5. And in real life?
We are now faced with the inability to meet requirements of the GDPR by anonymizing the information system at a reasonable price. Should we conclude that it is appropriate to do nothing? Well, anonymized data is very complex to implement in order to comply 100% with the GDPR... But let’s come back to more pragmatic debates. Is it really a problem that people who have access to production data can trace back to the individual in an anonymized set? From my point of view, the risk of the company failing to protect personal data is low. There are certain cases, such as the reconciliation of data between competitors or the case of a dishonest subcontractor, which could cause concern, but these concerns are more of the order of industrial espionage or unfair competition rather than of the GDPR. In the case of an unscrupulous subcontractor, a piece of advice: change to a more expensive and trustworthy candidate, you will gain in the end.

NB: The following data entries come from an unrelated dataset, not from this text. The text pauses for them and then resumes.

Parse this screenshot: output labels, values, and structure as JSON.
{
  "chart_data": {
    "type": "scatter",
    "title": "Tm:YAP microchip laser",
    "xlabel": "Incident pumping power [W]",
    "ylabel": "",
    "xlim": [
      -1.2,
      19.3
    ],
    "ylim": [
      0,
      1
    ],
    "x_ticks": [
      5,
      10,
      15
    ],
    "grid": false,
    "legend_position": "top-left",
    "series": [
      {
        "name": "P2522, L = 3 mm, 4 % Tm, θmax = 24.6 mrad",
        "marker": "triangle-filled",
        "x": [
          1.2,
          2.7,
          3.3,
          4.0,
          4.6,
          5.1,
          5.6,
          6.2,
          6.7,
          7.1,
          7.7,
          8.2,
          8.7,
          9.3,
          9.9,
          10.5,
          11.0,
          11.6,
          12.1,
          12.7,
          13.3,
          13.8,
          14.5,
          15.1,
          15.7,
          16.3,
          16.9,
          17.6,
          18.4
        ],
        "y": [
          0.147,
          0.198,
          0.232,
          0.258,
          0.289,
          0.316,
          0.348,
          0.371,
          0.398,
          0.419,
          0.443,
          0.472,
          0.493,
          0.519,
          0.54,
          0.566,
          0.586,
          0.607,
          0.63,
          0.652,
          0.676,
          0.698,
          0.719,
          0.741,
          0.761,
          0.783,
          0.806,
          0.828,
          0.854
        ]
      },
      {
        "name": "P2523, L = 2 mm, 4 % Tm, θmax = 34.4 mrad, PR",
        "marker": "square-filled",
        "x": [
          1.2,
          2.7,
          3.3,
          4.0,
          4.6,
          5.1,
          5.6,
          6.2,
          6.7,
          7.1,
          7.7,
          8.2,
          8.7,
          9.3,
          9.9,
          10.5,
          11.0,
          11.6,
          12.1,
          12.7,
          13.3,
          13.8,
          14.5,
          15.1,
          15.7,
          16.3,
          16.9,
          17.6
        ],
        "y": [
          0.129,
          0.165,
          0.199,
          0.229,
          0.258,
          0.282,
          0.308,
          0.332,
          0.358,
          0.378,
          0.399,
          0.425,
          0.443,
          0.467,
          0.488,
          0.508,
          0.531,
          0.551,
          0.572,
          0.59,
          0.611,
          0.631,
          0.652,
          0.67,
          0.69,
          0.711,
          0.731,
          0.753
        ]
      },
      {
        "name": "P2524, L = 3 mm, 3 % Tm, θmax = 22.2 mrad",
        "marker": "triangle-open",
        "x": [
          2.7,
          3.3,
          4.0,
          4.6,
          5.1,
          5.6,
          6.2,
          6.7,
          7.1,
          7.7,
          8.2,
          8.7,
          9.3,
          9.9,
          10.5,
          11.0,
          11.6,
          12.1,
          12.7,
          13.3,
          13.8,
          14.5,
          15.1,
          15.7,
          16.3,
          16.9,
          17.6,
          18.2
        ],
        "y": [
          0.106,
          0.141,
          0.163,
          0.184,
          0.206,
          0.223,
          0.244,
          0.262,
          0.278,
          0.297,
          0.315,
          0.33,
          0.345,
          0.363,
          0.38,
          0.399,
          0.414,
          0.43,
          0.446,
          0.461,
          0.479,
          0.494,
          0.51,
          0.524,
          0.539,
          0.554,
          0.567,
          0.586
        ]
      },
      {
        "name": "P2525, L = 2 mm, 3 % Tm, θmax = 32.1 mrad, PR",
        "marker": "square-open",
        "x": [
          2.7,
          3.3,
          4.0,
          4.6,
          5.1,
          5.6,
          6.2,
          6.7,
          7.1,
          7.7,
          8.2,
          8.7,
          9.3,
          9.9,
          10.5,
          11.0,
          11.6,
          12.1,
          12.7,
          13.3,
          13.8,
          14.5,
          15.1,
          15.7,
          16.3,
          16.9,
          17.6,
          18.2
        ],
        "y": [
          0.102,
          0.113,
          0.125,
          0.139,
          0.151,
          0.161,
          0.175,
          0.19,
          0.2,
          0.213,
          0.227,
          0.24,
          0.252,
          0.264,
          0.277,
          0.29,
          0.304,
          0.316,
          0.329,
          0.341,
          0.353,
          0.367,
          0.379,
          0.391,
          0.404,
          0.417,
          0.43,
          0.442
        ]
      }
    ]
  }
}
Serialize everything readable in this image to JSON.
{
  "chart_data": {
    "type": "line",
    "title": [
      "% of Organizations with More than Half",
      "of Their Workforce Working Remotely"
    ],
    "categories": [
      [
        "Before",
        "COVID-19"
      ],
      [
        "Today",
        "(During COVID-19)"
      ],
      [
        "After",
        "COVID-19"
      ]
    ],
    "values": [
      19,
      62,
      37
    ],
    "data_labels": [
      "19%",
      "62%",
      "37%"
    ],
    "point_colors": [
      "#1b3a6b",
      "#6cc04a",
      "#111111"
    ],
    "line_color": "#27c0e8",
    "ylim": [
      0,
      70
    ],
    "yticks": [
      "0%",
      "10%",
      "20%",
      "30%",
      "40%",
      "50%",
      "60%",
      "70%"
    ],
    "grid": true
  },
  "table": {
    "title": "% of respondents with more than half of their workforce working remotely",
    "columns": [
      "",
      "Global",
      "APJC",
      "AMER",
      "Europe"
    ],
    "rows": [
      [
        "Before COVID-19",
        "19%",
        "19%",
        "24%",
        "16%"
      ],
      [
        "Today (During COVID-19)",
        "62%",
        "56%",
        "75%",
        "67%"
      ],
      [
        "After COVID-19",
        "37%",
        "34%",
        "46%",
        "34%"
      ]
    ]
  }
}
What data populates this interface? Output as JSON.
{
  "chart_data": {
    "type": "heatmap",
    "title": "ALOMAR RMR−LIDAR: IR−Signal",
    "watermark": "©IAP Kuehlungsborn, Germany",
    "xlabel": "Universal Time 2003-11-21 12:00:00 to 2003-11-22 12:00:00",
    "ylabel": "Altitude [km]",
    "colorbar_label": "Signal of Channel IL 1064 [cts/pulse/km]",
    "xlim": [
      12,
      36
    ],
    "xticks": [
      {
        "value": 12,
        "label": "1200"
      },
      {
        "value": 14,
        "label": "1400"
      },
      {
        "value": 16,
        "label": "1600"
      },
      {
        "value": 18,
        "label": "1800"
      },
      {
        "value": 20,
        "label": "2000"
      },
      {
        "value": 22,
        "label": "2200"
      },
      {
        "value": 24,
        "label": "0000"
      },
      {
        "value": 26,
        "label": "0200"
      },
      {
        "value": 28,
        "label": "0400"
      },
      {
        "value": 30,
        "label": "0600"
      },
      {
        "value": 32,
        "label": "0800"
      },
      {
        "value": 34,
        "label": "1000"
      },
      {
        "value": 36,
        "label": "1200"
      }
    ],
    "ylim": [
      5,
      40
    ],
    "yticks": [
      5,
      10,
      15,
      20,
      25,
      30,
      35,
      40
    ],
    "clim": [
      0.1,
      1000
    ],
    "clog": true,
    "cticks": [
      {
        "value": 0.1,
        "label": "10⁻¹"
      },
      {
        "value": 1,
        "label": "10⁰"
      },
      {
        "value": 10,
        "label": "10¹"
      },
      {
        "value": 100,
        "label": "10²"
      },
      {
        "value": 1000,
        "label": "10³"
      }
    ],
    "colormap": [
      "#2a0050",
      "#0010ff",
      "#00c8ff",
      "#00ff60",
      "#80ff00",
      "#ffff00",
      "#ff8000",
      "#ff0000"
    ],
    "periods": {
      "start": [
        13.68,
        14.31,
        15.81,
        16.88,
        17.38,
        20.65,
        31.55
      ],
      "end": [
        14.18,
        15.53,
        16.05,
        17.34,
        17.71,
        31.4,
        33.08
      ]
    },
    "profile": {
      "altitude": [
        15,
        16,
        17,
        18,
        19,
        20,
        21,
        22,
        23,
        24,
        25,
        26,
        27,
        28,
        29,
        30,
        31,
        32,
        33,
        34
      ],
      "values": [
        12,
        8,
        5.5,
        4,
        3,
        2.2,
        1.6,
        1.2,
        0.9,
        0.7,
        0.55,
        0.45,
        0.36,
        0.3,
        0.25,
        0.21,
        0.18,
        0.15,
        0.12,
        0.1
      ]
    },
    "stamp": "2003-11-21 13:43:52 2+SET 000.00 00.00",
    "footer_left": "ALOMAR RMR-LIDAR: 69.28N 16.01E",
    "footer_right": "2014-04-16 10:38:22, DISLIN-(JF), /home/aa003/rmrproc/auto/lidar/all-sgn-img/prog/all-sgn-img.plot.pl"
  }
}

Let's go back to the basics of the GDPR. At no point does it say that anonymization is necessary to protect data. Anonymization is a way to take data out of the scope of the GDPR, but by no means the only solution.
6. Data exposure area
The GDPR requires security measures to be adapted to the risks of data subjects in the event of non-consensual use of their personal data.
Thus, the exposure of this data should be reduced to only those who need it for information processing purposes. Most production environments in companies offer sufficient measures to protect against data theft, but data usage in the IT world today creates much larger and less secure exposure areas than production environments.
Some of these exposure surfaces are handled by cryptography, such as the encryption of communications with web browsers or inter-site communications (the so-called HTTPS). Other sources of exposure are mobile phone applications, connected to corporate networks and managed by a strict internal IT security policy. Still other sources of exposure are test environments, which are often copies of the production environment without adequate security. In this case, anonymization, even if incomplete (i.e. pseudonymization), drastically reduces the data attack surface, which improves the overall state of security and compliance with the GDPR. In practice, the use of pseudonymization, although not allowing data to be taken out of the scope of the GDPR, is encouraged and relaxes the companies that use it on several requirements of the regulation.
7. It is therefore still relevant to start an anonymization process
Anonymization, even if incomplete, therefore provides solutions that improve the level of compliance with the GDPR and lays the foundation for an ideal solution.
The cost and technicality of setting up a perfect global anonymization solution make it almost impossible to implement at the current time. However, the reduction of risks and implementation of projects that will evolve over time make these projects relevant and in line with current needs.
Most anonymization solutions are constantly evolving and improve the situation by successive optimizations of the state of anonymity. The evolution in technology will bring its share of solutions but also its share of problems, which is why it is not wise to procrastinate in putting in place protective measures. On the contrary, it is advisable to anticipate the risk.
The less data is exposed, the less emerging technologies such as “machine learning”, “quantum computers” or “AI” (a term that I hate due to its overuse these days) will be able to have an impact on the lives of people who have trusted us with their data. After all, the GDPR is not there to bother us with strict and unfounded rules to follow but to protect individuals.
We don’t need to strictly anonymize to be compliant with the GDPR. We need to put in place a set of data protection elements that ultimately protect people.
8. My advice
Embarking on a project to completely anonymize the production database is a costly and time-consuming exercise. In addition, it carries a significant risk of failure. Anonymization is likely to be incomplete, so it becomes pseudonymization, and does not fall outside the scope of the GDPR.
However, it can be done right. To do this, we need to distinguish between uses, and compartmentalize our needs so that we have full control over what we use:
Open-data or statistics: Identify the relevant scope of data and export to a database that is easier to anonymize, where each useful data item can be processed correctly. Assess the needs precisely for each element, check for noise, and truncate or generalize your data. On controlled sets, anonymization analysis is relevant and possible at a reasonable cost. It is important to bear in mind that this technique is very risky in terms of leakage, as it is usually intended for wide communication outside your company. One must therefore be very careful in the generation of such datasets.
Generation of test samples for development purposes: As the data remains within the company, it generates a lower risk. Again, the sample size to be anonymized should be reduced to minimize the risk of re-identification. By implementing an anonymization process, you will greatly reduce the data attack surface and therefore effectively protect your data from potential leakage. Unless all data generated during your anonymization is altered, it is strongly recommended that you put strong security measures in place on your anonymized databases. In the case of theft, even if the data is not anonymous in the eyes of the law because it can be re-identified by your authorized employees, it will be unusable by the thief.
And I will end on an optimistic note: Don't forget that anonymization is an ongoing project, not only because it will not be perfect the first time, but also because the algorithms that work today may not work tomorrow. You therefore have the time and opportunity to set up a continuous improvement process to finally achieve a perfect anonymization of all the elements within your information system. In other words, you can start small and take the time to do the job right.